During a webinar, the Central Bank of Nigeria and its stakeholders shared their plans to go live with a central bank digital currency (CBDC) by October.
The Central Bank of Nigeria (CBN) revealed the plant to launch a pilot project of a CBDC starting on October 1. The announcement came during a digital webinar where the digital currency initiative was shared with stakeholders as originally reported.
The pilot scheme, named “GIANT,” will be the biggest step the CBN has taken in the development of a CBDC since beginning development in 2017. GIANT will run on the open-source blockchain Hyperledger Fabric, commonly used for developing blockchain products, solutions, and apps used by private entities.
The Central Bank’s Information Technology Director, Rakiya Mohammed, stated that the bank may even conduct a proof of concept by the end of 2021 if all goes well with the pilot program.

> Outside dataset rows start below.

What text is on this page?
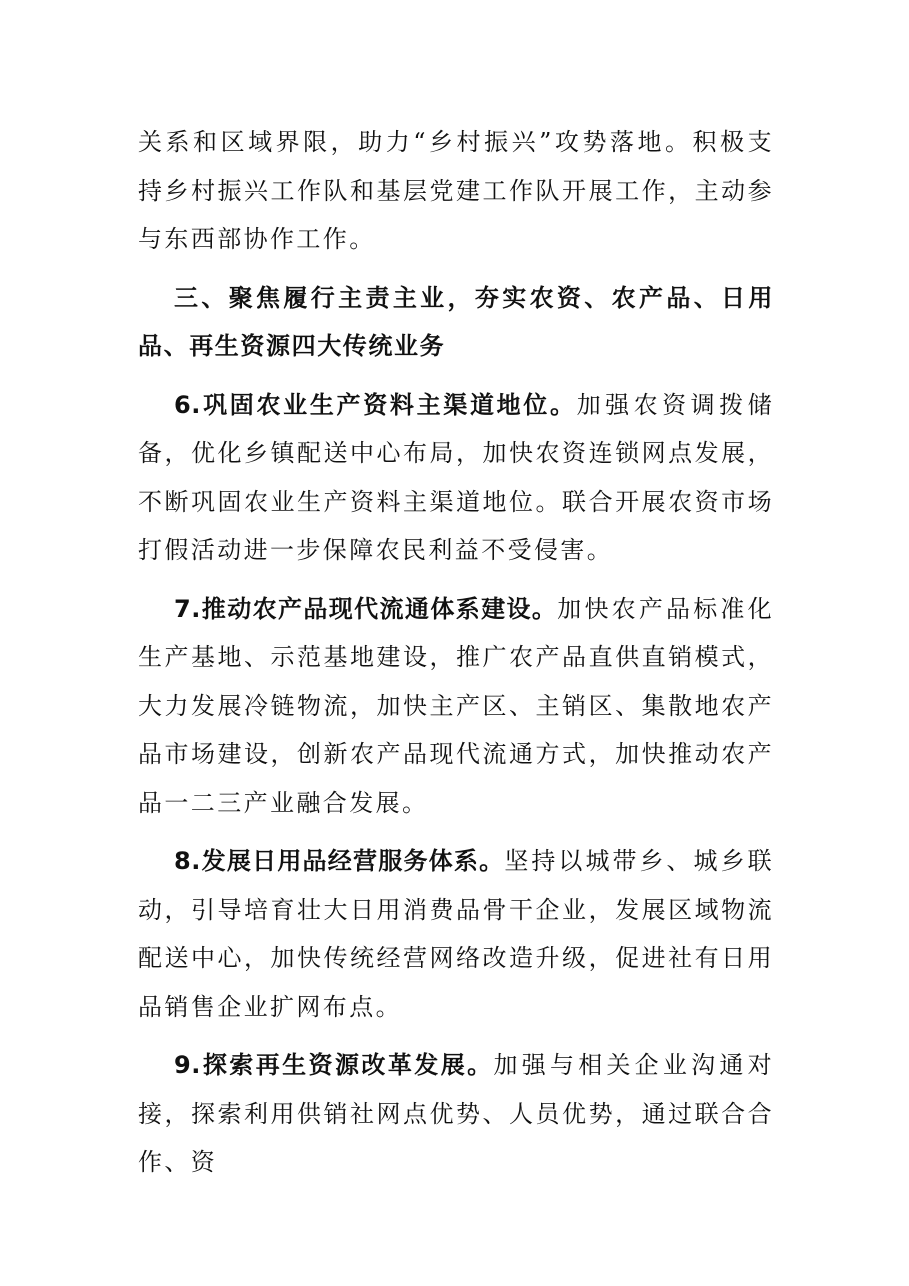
关系和区域界限，助力“乡村振兴”攻势落地。积极支持乡村振兴工作队和基层党建工作队开展工作，主动参与东西部协作工作。

三、聚焦履行主责主业，夯实农资、农产品、日用品、再生资源四大传统业务

6.巩固农业生产资料主渠道地位。加强农资调拨储备，优化乡镇配送中心布局，加快农资连锁网点发展，不断巩固农业生产资料主渠道地位。联合开展农资市场打假活动进一步保障农民利益不受侵害。

7.推动农产品现代流通体系建设。加快农产品标准化生产基地、示范基地建设，推广农产品直供直销模式，大力发展冷链物流，加快主产区、主销区、集散地农产品市场建设，创新农产品现代流通方式，加快推动农产品一二三产业融合发展。

8.发展日用品经营服务体系。坚持以城带乡、城乡联动，引导培育壮大日用消费品骨干企业，发展区域物流配送中心，加快传统经营网络改造升级，促进社有日用品销售企业扩网布点。

9.探索再生资源改革发展。加强与相关企业沟通对接，探索利用供销社网点优势、人员优势，通过联合合作、资
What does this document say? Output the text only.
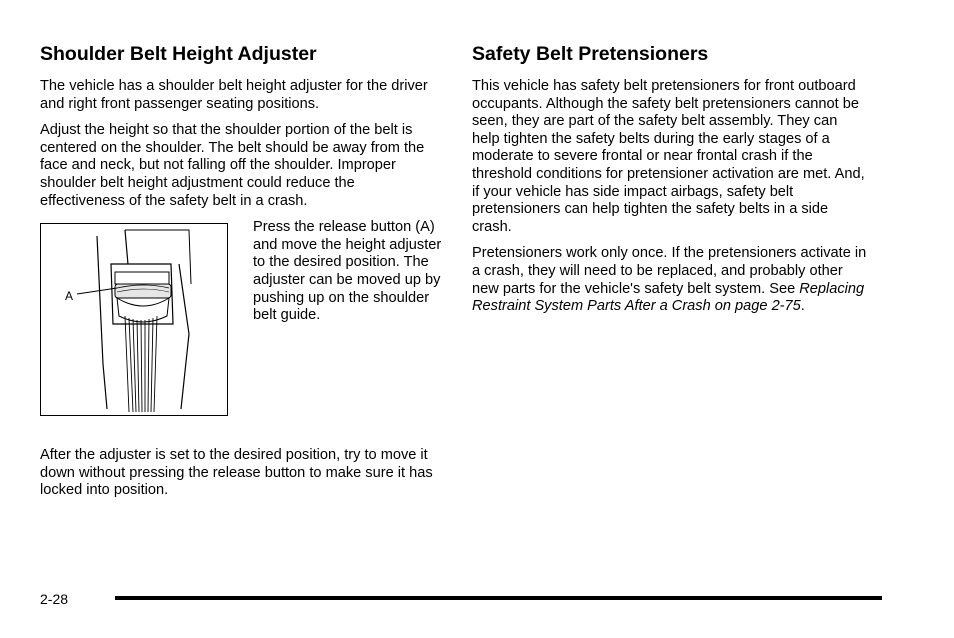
Shoulder Belt Height Adjuster

The vehicle has a shoulder belt height adjuster for the driver and right front passenger seating positions.

Adjust the height so that the shoulder portion of the belt is centered on the shoulder. The belt should be away from the face and neck, but not falling off the shoulder. Improper shoulder belt height adjustment could reduce the effectiveness of the safety belt in a crash.

A

Press the release button (A) and move the height adjuster to the desired position. The adjuster can be moved up by pushing up on the shoulder belt guide.

After the adjuster is set to the desired position, try to move it down without pressing the release button to make sure it has locked into position.

Safety Belt Pretensioners

This vehicle has safety belt pretensioners for front outboard occupants. Although the safety belt pretensioners cannot be seen, they are part of the safety belt assembly. They can help tighten the safety belts during the early stages of a moderate to severe frontal or near frontal crash if the threshold conditions for pretensioner activation are met. And, if your vehicle has side impact airbags, safety belt pretensioners can help tighten the safety belts in a side crash.

Pretensioners work only once. If the pretensioners activate in a crash, they will need to be replaced, and probably other new parts for the vehicle's safety belt system. See Replacing Restraint System Parts After a Crash on page 2-75.

2-28
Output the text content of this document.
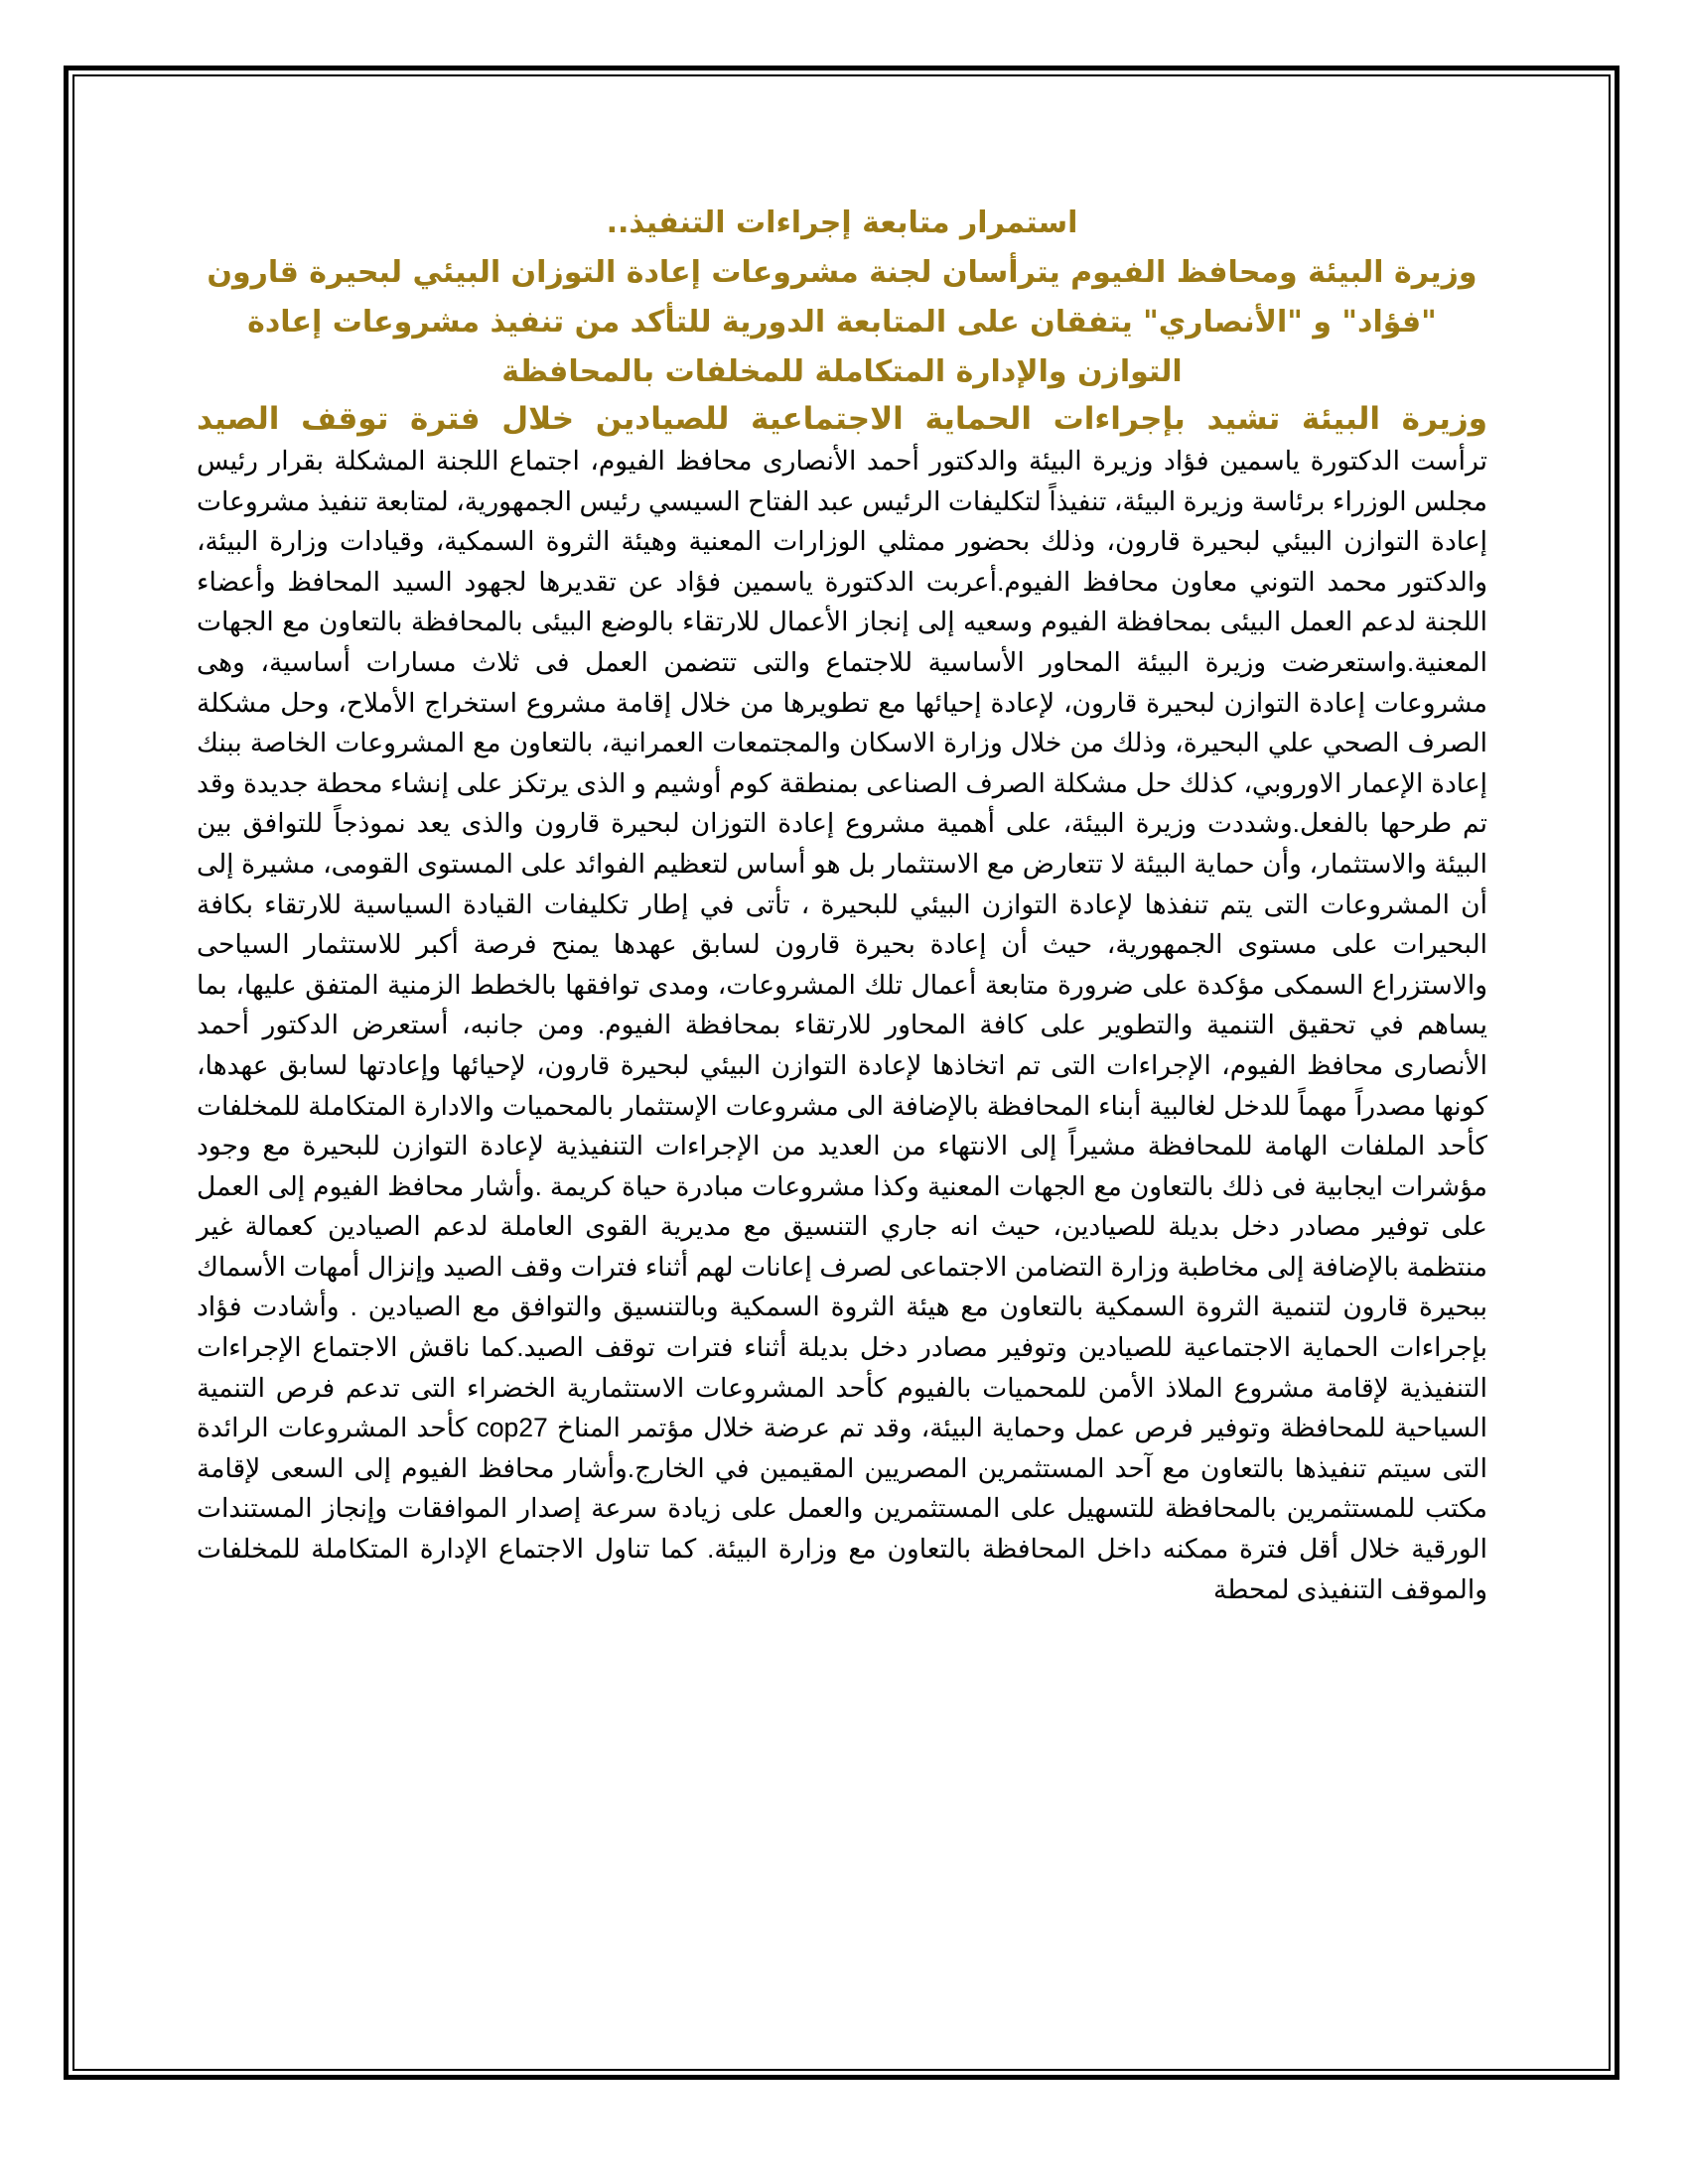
استمرار متابعة إجراءات التنفيذ..

وزيرة البيئة ومحافظ الفيوم يترأسان لجنة مشروعات إعادة التوزان البيئي لبحيرة قارون

"فؤاد" و "الأنصاري" يتفقان على المتابعة الدورية للتأكد من تنفيذ مشروعات إعادة التوازن والإدارة المتكاملة للمخلفات بالمحافظة

وزيرة البيئة تشيد بإجراءات الحماية الاجتماعية للصيادين خلال فترة توقف الصيد

ترأست الدكتورة ياسمين فؤاد وزيرة البيئة والدكتور أحمد الأنصارى محافظ الفيوم، اجتماع اللجنة المشكلة بقرار رئيس مجلس الوزراء برئاسة وزيرة البيئة، تنفيذاً لتكليفات الرئيس عبد الفتاح السيسي رئيس الجمهورية، لمتابعة تنفيذ مشروعات إعادة التوازن البيئي لبحيرة قارون، وذلك بحضور ممثلي الوزارات المعنية وهيئة الثروة السمكية، وقيادات وزارة البيئة، والدكتور محمد التوني معاون محافظ الفيوم.أعربت الدكتورة ياسمين فؤاد عن تقديرها لجهود السيد المحافظ وأعضاء اللجنة لدعم العمل البيئى بمحافظة الفيوم وسعيه إلى إنجاز الأعمال للارتقاء بالوضع البيئى بالمحافظة بالتعاون مع الجهات المعنية.واستعرضت وزيرة البيئة المحاور الأساسية للاجتماع والتى تتضمن العمل فى ثلاث مسارات أساسية، وهى مشروعات إعادة التوازن لبحيرة قارون، لإعادة إحيائها مع تطويرها من خلال إقامة مشروع استخراج الأملاح، وحل مشكلة الصرف الصحي علي البحيرة، وذلك من خلال وزارة الاسكان والمجتمعات العمرانية، بالتعاون مع المشروعات الخاصة ببنك إعادة الإعمار الاوروبي، كذلك حل مشكلة الصرف الصناعى بمنطقة كوم أوشيم و الذى يرتكز على إنشاء محطة جديدة وقد تم طرحها بالفعل.وشددت وزيرة البيئة، على أهمية مشروع إعادة التوزان لبحيرة قارون والذى يعد نموذجاً للتوافق بين البيئة والاستثمار، وأن حماية البيئة لا تتعارض مع الاستثمار بل هو أساس لتعظيم الفوائد على المستوى القومى، مشيرة إلى أن المشروعات التى يتم تنفذها لإعادة التوازن البيئي للبحيرة ، تأتى في إطار تكليفات القيادة السياسية للارتقاء بكافة البحيرات على مستوى الجمهورية، حيث أن إعادة بحيرة قارون لسابق عهدها يمنح فرصة أكبر للاستثمار السياحى والاستزراع السمكى مؤكدة على ضرورة متابعة أعمال تلك المشروعات، ومدى توافقها بالخطط الزمنية المتفق عليها، بما يساهم في تحقيق التنمية والتطوير على كافة المحاور للارتقاء بمحافظة الفيوم. ومن جانبه، أستعرض الدكتور أحمد الأنصارى محافظ الفيوم، الإجراءات التى تم اتخاذها لإعادة التوازن البيئي لبحيرة قارون، لإحيائها وإعادتها لسابق عهدها، كونها مصدراً مهماً للدخل لغالبية أبناء المحافظة بالإضافة الى مشروعات الإستثمار بالمحميات والادارة المتكاملة للمخلفات كأحد الملفات الهامة للمحافظة مشيراً إلى الانتهاء من العديد من الإجراءات التنفيذية لإعادة التوازن للبحيرة مع وجود مؤشرات ايجابية فى ذلك بالتعاون مع الجهات المعنية وكذا مشروعات مبادرة حياة كريمة .وأشار محافظ الفيوم إلى العمل على توفير مصادر دخل بديلة للصيادين، حيث انه جاري التنسيق مع مديرية القوى العاملة لدعم الصيادين كعمالة غير منتظمة بالإضافة إلى مخاطبة وزارة التضامن الاجتماعى لصرف إعانات لهم أثناء فترات وقف الصيد وإنزال أمهات الأسماك ببحيرة قارون لتنمية الثروة السمكية بالتعاون مع هيئة الثروة السمكية وبالتنسيق والتوافق مع الصيادين . وأشادت فؤاد بإجراءات الحماية الاجتماعية للصيادين وتوفير مصادر دخل بديلة أثناء فترات توقف الصيد.كما ناقش الاجتماع الإجراءات التنفيذية لإقامة مشروع الملاذ الأمن للمحميات بالفيوم كأحد المشروعات الاستثمارية الخضراء التى تدعم فرص التنمية السياحية للمحافظة وتوفير فرص عمل وحماية البيئة، وقد تم عرضة خلال مؤتمر المناخ cop27 كأحد المشروعات الرائدة التى سيتم تنفيذها بالتعاون مع آحد المستثمرين المصريين المقيمين في الخارج.وأشار محافظ الفيوم إلى السعى لإقامة مكتب للمستثمرين بالمحافظة للتسهيل على المستثمرين والعمل على زيادة سرعة إصدار الموافقات وإنجاز المستندات الورقية خلال أقل فترة ممكنه داخل المحافظة بالتعاون مع وزارة البيئة. كما تناول الاجتماع الإدارة المتكاملة للمخلفات والموقف التنفيذى لمحطة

Despite mixed feelings on cryptocurrency in Nigeria, the CBN noted that around 80% of the world’s central banks are on the same path toward CBDCs and do not want to be left in the dust. The bank stated that the launch would be done in a way to allow both macro-management and growth and cross-border trading. The release of the CBDC would also provide a number of other benefits including revenue tax collection, financial inclusion, and targeted social intervention.
Nigeria’s hot/cold relationship with crypto
Nigeria, at one point in 2020, was the second-largest BTC trader globally. But the country has had its fair share of issues since then which have made Nigeria’s position on cryptocurrency a bit confusing. The CBDC developments continue despite stories like the Nigerian SEC freezing all crypto-related activity in February due to disagreements with the CBN or the ban on commercial banks from doing business with crypto exchanges.
The reason given by the CBN was shared in a press release from the bank in February. Referencing cryptocurrency, the CBN release says that, “the fact that they are issued by unregulated and unlicensed entities, their use in Nigeria goes against the key mandates of the CBN, as enshrined in the CBN Act (2007), as the issuer of legal tender in Nigeria. In effect, the use of cryptocurrencies in Nigeria is a direct contravention of existing law.
It is also important to highlight that there is a critical difference between a Central Bank-issued Digital Currency and cryptocurrencies. As the names imply, while Central Banks can issue Digital Currencies, cryptocurrencies are issued by unknown and unregulated entities.”